The activists say pro-Assad soldiers backed by dozens of tanks and armored vehicles battled rebels of the Free Syrian Army on the eastern outskirts of the capital and other areas just several kilometers from central Damascus. They say the fighting killed at least 12 people, including civilians and rebel fighters.

Syrian rights groups say violence linked to the 10-month opposition uprising killed at least 19 other people across Syria on Sunday.

In one incident, Syrian state news agency SANA says a roadside bomb went off near a military bus south of Damascus, killing six soldiers and wounding six others. SANA also reported the deaths of 23 other security personnel in fighting with rebels.

Details of the fighting and casualties could not be independently confirmed because Syria bars foreign journalists from operating freely in the country.

The Syrian government accuses armed terrorists of driving the revolt against Mr. Assad's 11-year autocratic rule and killing 2,000 security personnel. The United Nations estimated the death toll from the unrest at 5,400 earlier this month before it stopped updating the figure due to difficulties in obtaining information.

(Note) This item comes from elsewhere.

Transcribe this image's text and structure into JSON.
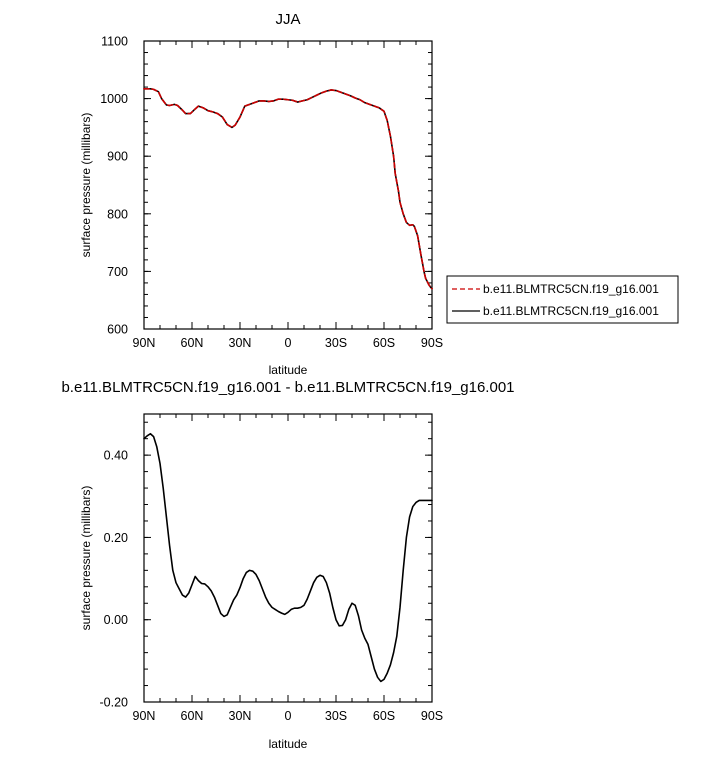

Arab League chief Nabil Elaraby said Sunday the regional bloc is in talks with Russia and China to try to persuade them to support an Arab plan for ending the Syrian crisis. Elaraby was speaking in Cairo before departing on a flight to New York, where he will formally present the initiative to the U.N. Security Council on Tuesday.

The Arab League plan calls for President Assad to transfer power to a deputy and form a unity government to prepare for national elections under international supervision. The Assad government has rejected the proposals as a violation of Syria's sovereignty.

Russia is a key military ally of the Syrian president and opposes efforts by other Arab states and Western powers to use the U.N. Security Council to pressure him into stopping the violent crackdown on the uprising. Moscow is a veto-wielding member of the council.

Syria's escalating violence prompted the Arab League to suspend the operations of its observer mission in Syria on Saturday. Elaraby said the monitors will remain in Damascus until Arab League foreign ministers meet next Sunday to decide whether to pull them out of the country.

Russian Foreign Minister Sergei Lavrov criticized the Arab League's move. In remarks Sunday, he described the observer mission as a useful tool for resolving the Syrian crisis.